Em certa medida esta dualidade foi a grande responsável pelo total falhanço da obra enquanto Melville viveu, e durante mais 50 anos após a sua morte. A crítica convergiria para um ataque a esta dualidade, acusando Melville de ambição desmedida, e de não ter conseguido realizar o que se tinha proposto.
[A]n ill-compounded mixture of romance and matter-of-fact. The idea of a connected and collected story has obviously visited and abandoned its writer again and again in the course of composition.Henry F. Chorley, in London Athenaeum, October 25 1851
Só mais tarde, já em pleno modernismo, será “Moby Dick” redescoberto e analisado a uma luz distinta. A leitura que vai saltitando entre os dois registos, nem sempre é fácil, por isso não admira a admiração dos modernistas. É verdade que a componente científica presente em Moby Dick tem hoje quase nenhuma relevância, além de histórica, e por isso mesmo torna-se por vezes além de entediante, frustrante. Contudo, a sua leitura na época teria um valor completamente distinto, tendo em conta toda a relevância sócio-económica da caça às baleias.
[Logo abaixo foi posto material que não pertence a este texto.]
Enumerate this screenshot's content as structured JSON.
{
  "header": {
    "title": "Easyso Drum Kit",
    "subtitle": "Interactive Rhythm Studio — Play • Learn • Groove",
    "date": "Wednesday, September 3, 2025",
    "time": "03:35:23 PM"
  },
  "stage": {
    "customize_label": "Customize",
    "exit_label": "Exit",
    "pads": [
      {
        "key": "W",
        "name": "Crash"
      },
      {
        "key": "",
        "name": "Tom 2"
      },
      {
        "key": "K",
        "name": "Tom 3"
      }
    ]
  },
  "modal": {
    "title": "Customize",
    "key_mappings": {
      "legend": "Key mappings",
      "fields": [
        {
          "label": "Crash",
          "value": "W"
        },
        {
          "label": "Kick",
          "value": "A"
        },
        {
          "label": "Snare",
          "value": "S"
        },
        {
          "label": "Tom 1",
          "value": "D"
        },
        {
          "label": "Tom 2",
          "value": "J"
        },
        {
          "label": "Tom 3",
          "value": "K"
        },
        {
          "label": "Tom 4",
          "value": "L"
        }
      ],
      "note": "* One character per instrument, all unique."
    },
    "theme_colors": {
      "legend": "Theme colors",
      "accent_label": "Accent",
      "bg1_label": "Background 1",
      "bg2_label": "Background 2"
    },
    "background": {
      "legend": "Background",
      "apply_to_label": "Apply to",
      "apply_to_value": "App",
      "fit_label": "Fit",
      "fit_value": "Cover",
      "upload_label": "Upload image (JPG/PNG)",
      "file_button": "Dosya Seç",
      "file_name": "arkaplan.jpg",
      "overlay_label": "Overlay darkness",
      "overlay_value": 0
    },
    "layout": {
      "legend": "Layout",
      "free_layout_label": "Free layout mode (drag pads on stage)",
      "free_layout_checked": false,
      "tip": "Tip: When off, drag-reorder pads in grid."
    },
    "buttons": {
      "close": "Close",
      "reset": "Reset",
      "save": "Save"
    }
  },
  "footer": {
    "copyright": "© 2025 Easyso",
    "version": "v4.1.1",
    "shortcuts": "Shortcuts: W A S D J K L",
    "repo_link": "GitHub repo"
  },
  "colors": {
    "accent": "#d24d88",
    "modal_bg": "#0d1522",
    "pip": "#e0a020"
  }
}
Com isto não quero dizer que ler “Moby Dick” hoje perdeu todo o seu interesse. É verdade que a obra de Melville não é um tratado científico com um lastro que possa ombrear com “A Origem das Espécies” (1859) de Darwin, não por lhe faltar observação e minúcia do foro baleeiro, mas antes porque se limita a descrever, deixando toda a componente crítica para o lado ficcional da narrativa, a operar sobre o humano. Ou seja, temos uma obra em si mesma colossal, por todo o trabalho de investigação necessário ao seu desenvolvimento, a quantidade de detalhe e os modos de conseguir a informação impressionam, ao que se junta um registo poético que não terá sido ditado com menor minúcia, fruto de grande revisão e aperfeiçoamento.

William Faulkner, profundo modernista, perceberia isto muito bem, a distinção de registos discursivos e a tentativa de mescla operada por Melville, e por isso quando lhe perguntaram que livro gostaria ele de ter escrito, em 1929, ele respondeu: “Moby Dick”.

Do lado da aventura, temos uma história sobre a persistência e resiliência humanas, sobre o confronto entre o humano e o meio, a luta por levar o seu desígnio avante, por não se deixar quedar nunca, tudo e todos enfrentando para conseguir afirmar-se, nem que isso custe a sua própria vida. Neste sentido existem imensos paralelos com a obra de Hemingway, “O Velho e o Mar”, mas Melville vai mais longe, pondo os princípios do humanismo de lado para se focar completamente no domínio da espécie humana.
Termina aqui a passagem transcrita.